Damion’s shoulders sagged.

“In such circumstances, Lavana could make a case to have the matter settled sooner.”

“Only if it is known the Crown is dying,” Damion said. “Right now it’s only a rumor.”

Magda plucked at her lip with her teeth, lost in the brume of her thoughts, until the weight of Kaelan’s gaze drew her out of herself.

“How is Honey?” she asked.

His brow fell and his lips pursed.

At that very moment, she heard a sing-song voice.

“Oh, look, it’s you!”

Damion and Kaelan parted, so that Magda could see Honey skipping towards them, smiling broadly, flush and golden as ever. She slipped between the two men and grasped Magda’s hands, clasping them to her chest as if they were long-lost sisters.

“I am so glad you’re not dead,” Honey said. “Would you like to dance with me?”

Though she seemed vivacious enough, her big blue eyes shone eerily translucent, like little blue shards of glass.

Magda extricated her hands from Honey’s warm grip. “Not quite yet. Still weak. Thanks.”

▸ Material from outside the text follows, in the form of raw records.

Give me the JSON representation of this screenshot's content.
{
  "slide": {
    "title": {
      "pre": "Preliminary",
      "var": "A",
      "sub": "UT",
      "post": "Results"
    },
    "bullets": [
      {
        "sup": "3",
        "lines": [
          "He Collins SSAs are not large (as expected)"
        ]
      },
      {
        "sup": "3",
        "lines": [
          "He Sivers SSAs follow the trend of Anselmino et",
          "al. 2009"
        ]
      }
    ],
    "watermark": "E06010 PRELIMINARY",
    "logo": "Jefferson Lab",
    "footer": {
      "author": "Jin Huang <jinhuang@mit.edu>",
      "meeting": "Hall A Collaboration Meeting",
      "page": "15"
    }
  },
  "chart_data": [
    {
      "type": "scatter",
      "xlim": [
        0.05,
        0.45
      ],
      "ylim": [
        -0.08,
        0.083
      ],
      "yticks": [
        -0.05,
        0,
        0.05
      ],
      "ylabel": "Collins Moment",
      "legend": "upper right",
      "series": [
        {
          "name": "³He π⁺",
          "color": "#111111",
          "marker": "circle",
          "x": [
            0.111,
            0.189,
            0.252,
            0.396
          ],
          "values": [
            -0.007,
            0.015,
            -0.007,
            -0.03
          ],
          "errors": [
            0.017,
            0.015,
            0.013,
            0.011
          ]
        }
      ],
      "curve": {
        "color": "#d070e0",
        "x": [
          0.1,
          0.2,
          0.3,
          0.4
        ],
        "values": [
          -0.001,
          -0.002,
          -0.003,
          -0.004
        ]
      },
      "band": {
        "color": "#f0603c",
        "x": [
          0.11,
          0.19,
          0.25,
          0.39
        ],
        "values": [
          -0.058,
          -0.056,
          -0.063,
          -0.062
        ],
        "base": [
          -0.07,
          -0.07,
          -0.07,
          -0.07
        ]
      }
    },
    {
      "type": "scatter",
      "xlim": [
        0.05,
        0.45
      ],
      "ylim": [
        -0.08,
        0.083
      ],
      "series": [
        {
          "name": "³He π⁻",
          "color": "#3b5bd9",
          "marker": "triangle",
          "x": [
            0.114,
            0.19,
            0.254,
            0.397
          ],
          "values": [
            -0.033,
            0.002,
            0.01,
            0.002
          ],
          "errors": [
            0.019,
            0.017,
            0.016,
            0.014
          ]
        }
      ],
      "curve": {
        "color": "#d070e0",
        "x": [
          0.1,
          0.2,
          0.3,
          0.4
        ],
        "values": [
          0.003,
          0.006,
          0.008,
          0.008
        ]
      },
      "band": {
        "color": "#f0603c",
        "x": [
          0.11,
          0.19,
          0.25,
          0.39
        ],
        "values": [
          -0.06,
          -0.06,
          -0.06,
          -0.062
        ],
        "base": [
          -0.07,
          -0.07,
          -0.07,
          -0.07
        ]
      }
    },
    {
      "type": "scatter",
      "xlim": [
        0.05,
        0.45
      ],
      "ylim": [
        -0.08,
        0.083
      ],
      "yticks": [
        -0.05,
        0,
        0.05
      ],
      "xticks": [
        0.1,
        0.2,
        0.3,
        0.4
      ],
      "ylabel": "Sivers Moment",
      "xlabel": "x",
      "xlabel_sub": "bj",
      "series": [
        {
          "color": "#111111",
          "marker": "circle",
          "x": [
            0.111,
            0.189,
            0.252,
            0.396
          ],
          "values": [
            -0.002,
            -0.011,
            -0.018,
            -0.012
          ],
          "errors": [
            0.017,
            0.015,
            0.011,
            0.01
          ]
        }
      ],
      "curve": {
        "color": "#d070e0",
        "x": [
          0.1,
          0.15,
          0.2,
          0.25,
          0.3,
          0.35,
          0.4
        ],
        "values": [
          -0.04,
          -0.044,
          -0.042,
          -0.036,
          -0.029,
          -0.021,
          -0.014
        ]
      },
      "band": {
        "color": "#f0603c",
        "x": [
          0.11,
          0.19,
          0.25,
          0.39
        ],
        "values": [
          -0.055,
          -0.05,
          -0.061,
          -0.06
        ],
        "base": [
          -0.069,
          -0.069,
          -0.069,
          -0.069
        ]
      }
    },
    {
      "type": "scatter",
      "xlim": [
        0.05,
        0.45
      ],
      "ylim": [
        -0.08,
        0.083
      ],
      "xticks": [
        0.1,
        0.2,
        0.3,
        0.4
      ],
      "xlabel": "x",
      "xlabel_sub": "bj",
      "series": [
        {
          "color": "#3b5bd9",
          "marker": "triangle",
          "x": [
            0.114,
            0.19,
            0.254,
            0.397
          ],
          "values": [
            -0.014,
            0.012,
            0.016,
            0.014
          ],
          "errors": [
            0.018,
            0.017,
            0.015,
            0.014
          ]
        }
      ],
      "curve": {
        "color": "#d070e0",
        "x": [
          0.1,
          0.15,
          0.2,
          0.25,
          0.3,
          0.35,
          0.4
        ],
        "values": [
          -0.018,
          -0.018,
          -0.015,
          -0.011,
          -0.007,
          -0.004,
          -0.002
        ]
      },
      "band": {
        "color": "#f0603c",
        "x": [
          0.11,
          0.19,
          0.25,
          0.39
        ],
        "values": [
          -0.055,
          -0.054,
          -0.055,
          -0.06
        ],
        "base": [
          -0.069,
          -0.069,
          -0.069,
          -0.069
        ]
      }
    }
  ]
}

Honey curtsied. “Of course.” Then she pranced away, skirts fluttering around her.

Magda stared after the nymph. “What the hell happened to her?”

Kaelan’s face was as dark as a sea under storm clouds. “Ouda happened.”

“C
OME HERE,
sit, sit!” Poppy returned with a finely woven basket hung in the crook of her arm. She corralled them to a raised flat of rock surrounded by soft moss. On the stone table, she laid out broad leaves. On top of those, she piled berries, mushrooms, and nuts.

Damion plopped down and began stuffing the mushrooms into his mouth.

Magda lingered next to Kaelan, watching Honey dance around the trees, singing sweetly as she twirled.

“I’m sorry, Kaelan,” she said.

“What for? She’s alive, isn’t she?” Damion said through a mouthful of food.

“Sit, sit,” Poppy said gently, giving Magda’s shoulder a nudge.

Magda lowered herself to the ground. Kaelan’s misery hung as thick as smog around him, and even though they were not empathically connected, it weighed on her, leaving a restless itch in her legs.

Still in flight, Poppy wrapped her arms around Kaelan’s neck briefly. “Eat, eat.”

Magda popped a smooth red berry into her mouth. The skin snapped and juice flowed down her throat, thick, like cream and sweeter than pineapple. The tension in her shoulders melted as the sugar rushed through her. She’d forgotten how much better food in the Lands tasted.

Kaelan sank to the ground next to her, but didn’t touch the food in front of him.

Poppy flew off and returned with a water jug crafted from more waxy broad leaves. She landed between Damion and Magda, setting the jug down and, with quick fingers, made boat-shaped cups out of more leaves. Once filled, she held one out to Magda.

Magda took the cup, her fingers grazing the sandpapery skin of Poppy’s hands.

“Thank you.”

She drank. The water tasted cool and rich. She smiled.

Poppy placed a leaf-cup before Damion and another in front of Kaelan, giving him a pat on the shoulder.

“As soon as you’re able, we should leave for the Spire,” Damion said to Magda after washing down the last of his food.